Peluncuran program ini digelar di Lantai 4 Balai Sastra H.B. Jassin, Gedung Ali Sadikin, Kompleks Taman Ismail Marzuki, Cikini, Jakarta Pusat, Minggu (26/4/2026).
Peresmian kegiatan dilakukan langsung oleh Kepala Satuan Pelaksana Layanan Perpustakaan Jakarta, Riska Damastika.
Riska mengatakan, program ini bertujuan membuka akses lebih luas bagi masyarakat untuk mengasah kemampuan menulis sekaligus mempertemukan penulis dengan proses kreatifnya.
Dijelaskannya, Jakarta Menulis: "Cerita dari Ruang yang Kita Tinggali” merupakan program penguatan literasi berbasis partisipasi publik yang bertujuan memberikan ruang bagi masyarakat untuk mengolah pengalaman keseharian, ruang hidup, serta dinamika sosial budaya menjadi karya tulis yang terkurasi.
"Program ini ingin membuka ruang itu lebih lebar. Bukan hanya sebagai tempat belajar menulis, tetapi juga sebagai tempat bertemu antara pengalaman dan kata-kata, serta antara penulis dan prosesnya,” ujarnya.
Sementara itu, perwakilan editor Gramedia Writing Project (GWP) Wienny Siska, menuturkan program ini tidak hanya berorientasi pada hasil akhir berupa buku, tetapi juga menekankan pentingnya proses kreatif.
“Pengalaman hidup sehari-hari dapat menjadi sumber tulisan yang bermakna dan pada akhirnya akan menemukan pembacanya,” katanya.
Kegiatan pembukaan juga diisi dengan diskusi bertema Dari Membaca ke Menulis: Cerita yang Lahir dari Ruang Sehari-hari yang menghadirkan penulis Aghnia Sofyan dan editor Kepustakaan Populer Gramedia, Anida Nurrahmi.
Diskusi tersebut diikuti sebanyak 155 peserta yang telah mendaftar sejak awal April 2026.
Ke depan, rangkaian Jakarta Menulis 2026 akan menghadirkan berbagai kegiatan, mulai dari lokakarya kepenulisan intensif hingga sesi kupas naskah bersama editor profesional.

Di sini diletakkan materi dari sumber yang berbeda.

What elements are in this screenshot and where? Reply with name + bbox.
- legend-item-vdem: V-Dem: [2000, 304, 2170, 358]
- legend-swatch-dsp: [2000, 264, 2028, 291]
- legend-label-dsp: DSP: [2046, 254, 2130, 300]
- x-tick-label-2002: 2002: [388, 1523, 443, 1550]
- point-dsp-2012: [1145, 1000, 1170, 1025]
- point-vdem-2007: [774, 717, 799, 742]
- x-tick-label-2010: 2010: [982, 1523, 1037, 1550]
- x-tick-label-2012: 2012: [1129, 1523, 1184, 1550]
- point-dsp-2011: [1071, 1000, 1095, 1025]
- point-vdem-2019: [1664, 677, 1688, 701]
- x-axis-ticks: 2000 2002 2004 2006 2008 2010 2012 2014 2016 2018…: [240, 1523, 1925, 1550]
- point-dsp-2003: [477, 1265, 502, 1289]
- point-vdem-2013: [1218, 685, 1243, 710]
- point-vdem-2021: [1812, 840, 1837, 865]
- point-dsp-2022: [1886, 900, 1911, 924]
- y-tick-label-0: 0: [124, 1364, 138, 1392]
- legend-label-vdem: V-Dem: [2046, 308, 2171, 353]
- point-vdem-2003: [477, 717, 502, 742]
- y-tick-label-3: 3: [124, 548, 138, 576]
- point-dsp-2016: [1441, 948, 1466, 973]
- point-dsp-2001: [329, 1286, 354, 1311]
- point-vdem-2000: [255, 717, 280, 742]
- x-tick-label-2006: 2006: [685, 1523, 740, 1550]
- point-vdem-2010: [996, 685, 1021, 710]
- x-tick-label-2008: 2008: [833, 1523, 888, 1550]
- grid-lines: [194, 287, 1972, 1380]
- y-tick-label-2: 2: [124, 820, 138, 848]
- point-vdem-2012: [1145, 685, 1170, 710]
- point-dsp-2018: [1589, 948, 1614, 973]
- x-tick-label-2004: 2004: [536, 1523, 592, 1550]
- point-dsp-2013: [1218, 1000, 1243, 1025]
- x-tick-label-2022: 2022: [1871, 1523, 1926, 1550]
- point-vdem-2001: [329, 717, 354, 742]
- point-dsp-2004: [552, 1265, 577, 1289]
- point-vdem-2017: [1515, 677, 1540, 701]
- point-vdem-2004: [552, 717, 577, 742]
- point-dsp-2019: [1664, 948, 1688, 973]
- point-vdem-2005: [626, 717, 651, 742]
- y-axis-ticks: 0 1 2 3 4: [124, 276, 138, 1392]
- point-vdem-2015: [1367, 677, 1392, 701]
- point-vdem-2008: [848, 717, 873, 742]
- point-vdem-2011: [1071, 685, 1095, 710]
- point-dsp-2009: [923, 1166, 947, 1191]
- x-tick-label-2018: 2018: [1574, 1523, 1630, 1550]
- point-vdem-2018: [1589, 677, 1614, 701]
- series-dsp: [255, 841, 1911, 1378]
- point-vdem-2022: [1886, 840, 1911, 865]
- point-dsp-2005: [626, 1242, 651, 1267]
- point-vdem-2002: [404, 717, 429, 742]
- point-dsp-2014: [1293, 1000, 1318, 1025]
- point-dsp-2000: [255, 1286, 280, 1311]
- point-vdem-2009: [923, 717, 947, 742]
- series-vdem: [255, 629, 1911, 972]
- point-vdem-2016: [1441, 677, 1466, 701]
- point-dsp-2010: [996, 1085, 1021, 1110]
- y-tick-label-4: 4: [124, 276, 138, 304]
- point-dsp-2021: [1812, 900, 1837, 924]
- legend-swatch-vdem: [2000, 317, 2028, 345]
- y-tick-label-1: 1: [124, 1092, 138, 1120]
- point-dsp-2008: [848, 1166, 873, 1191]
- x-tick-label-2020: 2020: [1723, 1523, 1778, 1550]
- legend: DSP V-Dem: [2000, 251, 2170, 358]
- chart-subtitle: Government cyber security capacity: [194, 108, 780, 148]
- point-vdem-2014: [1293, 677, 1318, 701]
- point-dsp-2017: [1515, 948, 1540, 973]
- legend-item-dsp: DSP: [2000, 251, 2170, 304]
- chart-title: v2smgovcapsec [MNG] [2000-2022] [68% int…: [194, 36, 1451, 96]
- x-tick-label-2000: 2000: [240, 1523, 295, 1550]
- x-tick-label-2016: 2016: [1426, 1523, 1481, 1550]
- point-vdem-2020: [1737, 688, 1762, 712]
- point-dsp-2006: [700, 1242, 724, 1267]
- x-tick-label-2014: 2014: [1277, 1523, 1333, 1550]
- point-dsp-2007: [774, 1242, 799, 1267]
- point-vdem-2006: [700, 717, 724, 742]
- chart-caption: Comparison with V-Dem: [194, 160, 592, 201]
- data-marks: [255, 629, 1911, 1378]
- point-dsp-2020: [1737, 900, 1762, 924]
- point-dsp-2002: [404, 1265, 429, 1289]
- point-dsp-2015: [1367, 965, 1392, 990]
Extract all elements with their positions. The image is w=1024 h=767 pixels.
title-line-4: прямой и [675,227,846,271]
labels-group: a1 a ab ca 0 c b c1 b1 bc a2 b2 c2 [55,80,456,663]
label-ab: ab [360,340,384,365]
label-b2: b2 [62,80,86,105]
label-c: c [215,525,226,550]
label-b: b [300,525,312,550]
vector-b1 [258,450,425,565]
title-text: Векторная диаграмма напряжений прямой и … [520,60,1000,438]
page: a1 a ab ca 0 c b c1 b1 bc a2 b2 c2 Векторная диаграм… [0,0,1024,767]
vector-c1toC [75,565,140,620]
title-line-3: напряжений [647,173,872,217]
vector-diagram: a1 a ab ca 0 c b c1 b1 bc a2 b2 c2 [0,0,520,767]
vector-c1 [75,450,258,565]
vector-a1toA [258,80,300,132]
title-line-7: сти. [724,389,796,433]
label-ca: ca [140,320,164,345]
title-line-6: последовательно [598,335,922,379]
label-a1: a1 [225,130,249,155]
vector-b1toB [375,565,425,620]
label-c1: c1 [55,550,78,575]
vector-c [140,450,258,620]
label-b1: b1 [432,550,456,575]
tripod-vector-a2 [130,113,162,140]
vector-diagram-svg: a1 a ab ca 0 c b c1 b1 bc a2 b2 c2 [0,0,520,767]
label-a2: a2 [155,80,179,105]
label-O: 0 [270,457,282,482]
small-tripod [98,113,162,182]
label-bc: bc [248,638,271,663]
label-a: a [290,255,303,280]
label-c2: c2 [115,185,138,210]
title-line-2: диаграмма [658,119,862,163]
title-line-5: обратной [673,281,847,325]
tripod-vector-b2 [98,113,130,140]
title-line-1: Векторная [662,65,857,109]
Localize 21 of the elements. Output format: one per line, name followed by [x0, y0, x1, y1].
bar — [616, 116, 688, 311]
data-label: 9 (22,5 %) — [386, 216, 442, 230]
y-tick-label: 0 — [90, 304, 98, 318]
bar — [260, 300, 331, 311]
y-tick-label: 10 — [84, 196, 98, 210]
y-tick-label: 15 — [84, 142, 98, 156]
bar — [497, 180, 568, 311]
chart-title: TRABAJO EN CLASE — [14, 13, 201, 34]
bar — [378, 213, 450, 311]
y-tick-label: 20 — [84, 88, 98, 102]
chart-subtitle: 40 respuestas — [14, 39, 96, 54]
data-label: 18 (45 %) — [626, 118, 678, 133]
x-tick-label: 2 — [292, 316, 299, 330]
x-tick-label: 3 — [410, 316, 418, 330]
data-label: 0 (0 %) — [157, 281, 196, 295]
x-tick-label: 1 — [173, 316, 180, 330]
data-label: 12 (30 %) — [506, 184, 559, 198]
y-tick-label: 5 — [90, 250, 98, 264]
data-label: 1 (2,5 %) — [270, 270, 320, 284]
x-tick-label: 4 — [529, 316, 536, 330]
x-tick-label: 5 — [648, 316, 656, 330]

Program ini dijadwalkan berlangsung hingga 12 Juli 2026.
Sebagai penutup, sebanyak 20 cerita pendek karya peserta terpilih akan dibukukan menjadi koleksi Perpustakaan Jakarta dan PDS H.B. Jassin, serta diterbitkan dalam bentuk digital melalui platform Gramedia Digital dan Gramedia Writing Project yang dapat diakses secara gratis oleh masyarakat.